Whether it was local issues like secession from Colorado, or statewide school taxes, pot taxes or a new law that mailed a ballot to every voter, the numbers don’t lie. Turnout on Tuesday was remarkable: 319,225 more ballots cast this year compared to 2011, the last election without a presidential, gubernatorial or congressional race driving the fervor. To put it in perspective, that’s close to the whole population of Aurora joining the electorate this time around — or two Fort Collinses or three Boulders or 30 Lone Trees. You get the idea. (OK, one more 72 Ouray counties.) What drove the increase? A lot of things. Some of it could be attributed to almost 212,000 more registered voters since 2011 — from 3,350,219 two years ago to 3,562,184 on Tuesday. Colorado legislators this year also made mail-balloting the law, rather than just an option. The state has allowed voters to chose to get a ballot mailed to them for quite awhile, and in the general election last year 74 percent chose to do so. This year, that number grew to 100 percent of those, plus many more who had been deemed “inactive” for not voting in recent elections. Getting a ballot without leaving home likely pulled many of them still living in the state back into the fold.
But while the new law put quite a burden on the Colorado Secretary of State’s Office to implement in time — including an eight-and-a-half hour court hearing on election eve — it came with some mighty nice benefits, too. Anecdotally, on Election Day I talked to a handful of voters who said they were voting because they were able to change their addresses from one Colorado county to another and still cast a ballot Tuesday without having to go back to their old voting districts.

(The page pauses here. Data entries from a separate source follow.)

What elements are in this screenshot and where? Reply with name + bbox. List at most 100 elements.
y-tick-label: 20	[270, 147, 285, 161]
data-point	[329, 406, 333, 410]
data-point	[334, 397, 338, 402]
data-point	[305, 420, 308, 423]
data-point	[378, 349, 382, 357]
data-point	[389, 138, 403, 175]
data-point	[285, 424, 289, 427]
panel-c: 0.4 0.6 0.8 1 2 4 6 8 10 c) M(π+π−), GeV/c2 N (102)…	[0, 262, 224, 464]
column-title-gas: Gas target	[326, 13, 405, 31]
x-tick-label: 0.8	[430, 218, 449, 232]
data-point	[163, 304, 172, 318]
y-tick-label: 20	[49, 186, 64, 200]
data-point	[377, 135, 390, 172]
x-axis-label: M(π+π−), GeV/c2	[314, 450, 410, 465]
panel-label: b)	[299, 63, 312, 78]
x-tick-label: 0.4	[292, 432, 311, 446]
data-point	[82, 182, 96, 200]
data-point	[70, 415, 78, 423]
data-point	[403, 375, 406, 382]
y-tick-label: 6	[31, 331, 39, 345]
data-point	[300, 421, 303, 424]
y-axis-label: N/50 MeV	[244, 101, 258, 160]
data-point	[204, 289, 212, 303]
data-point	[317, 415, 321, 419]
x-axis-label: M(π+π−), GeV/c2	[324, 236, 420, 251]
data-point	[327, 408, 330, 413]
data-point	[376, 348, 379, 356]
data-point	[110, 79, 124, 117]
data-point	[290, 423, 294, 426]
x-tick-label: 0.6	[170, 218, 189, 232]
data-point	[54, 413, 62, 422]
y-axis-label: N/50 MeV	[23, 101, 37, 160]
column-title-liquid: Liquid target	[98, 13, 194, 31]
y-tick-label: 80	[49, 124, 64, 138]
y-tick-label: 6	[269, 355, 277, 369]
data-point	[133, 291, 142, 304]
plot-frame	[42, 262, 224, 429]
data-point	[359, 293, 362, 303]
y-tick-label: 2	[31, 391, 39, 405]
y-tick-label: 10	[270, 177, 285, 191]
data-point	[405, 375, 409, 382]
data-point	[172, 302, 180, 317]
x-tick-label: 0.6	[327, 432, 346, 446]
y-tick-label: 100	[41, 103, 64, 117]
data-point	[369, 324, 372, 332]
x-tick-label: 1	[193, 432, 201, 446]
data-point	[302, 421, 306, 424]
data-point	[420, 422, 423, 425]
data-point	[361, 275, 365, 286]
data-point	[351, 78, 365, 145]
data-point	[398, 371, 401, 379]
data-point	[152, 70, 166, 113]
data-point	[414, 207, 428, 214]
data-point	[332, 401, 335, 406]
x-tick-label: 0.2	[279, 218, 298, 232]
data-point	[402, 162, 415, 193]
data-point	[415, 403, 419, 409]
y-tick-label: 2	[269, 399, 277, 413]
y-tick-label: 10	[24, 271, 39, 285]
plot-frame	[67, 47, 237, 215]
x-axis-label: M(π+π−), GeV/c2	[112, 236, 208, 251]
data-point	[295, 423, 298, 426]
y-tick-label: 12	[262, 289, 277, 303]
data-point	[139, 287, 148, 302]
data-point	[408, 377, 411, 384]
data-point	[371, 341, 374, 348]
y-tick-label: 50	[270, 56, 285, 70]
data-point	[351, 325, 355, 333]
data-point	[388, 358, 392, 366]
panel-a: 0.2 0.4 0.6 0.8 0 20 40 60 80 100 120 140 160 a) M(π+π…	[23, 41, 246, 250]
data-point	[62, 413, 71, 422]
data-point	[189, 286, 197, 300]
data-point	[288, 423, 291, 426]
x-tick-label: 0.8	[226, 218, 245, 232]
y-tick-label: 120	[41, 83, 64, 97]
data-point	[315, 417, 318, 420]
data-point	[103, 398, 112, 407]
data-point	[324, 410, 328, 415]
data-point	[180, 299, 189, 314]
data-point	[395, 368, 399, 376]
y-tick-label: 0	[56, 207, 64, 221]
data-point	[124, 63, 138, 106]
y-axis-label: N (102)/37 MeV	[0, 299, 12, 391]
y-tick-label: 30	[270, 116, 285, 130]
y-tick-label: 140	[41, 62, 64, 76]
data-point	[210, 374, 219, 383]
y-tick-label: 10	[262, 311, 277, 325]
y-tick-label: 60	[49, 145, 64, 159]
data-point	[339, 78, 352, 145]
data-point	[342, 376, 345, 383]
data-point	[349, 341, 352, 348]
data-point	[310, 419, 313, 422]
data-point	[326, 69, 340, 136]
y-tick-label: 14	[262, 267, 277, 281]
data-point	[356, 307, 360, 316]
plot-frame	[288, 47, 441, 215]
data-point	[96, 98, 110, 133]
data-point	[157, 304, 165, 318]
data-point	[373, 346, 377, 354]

“The new election law is designed to make voting more accessible and simpler for voters. And it worked,” said Elena Nunez, executive director of Colorado Common Cause, the voting rights group that helped get the election law passed before the legislature last spring. “Problems reported on our nonpartisan voter hotline on Election Day were much easier to solve this year. If someone had moved, needed to update their registration information or replace a ruined ballot, we could direct them to any voter service center in their county right up to Election Day. In the past, it was much more complicated and many people just gave up.”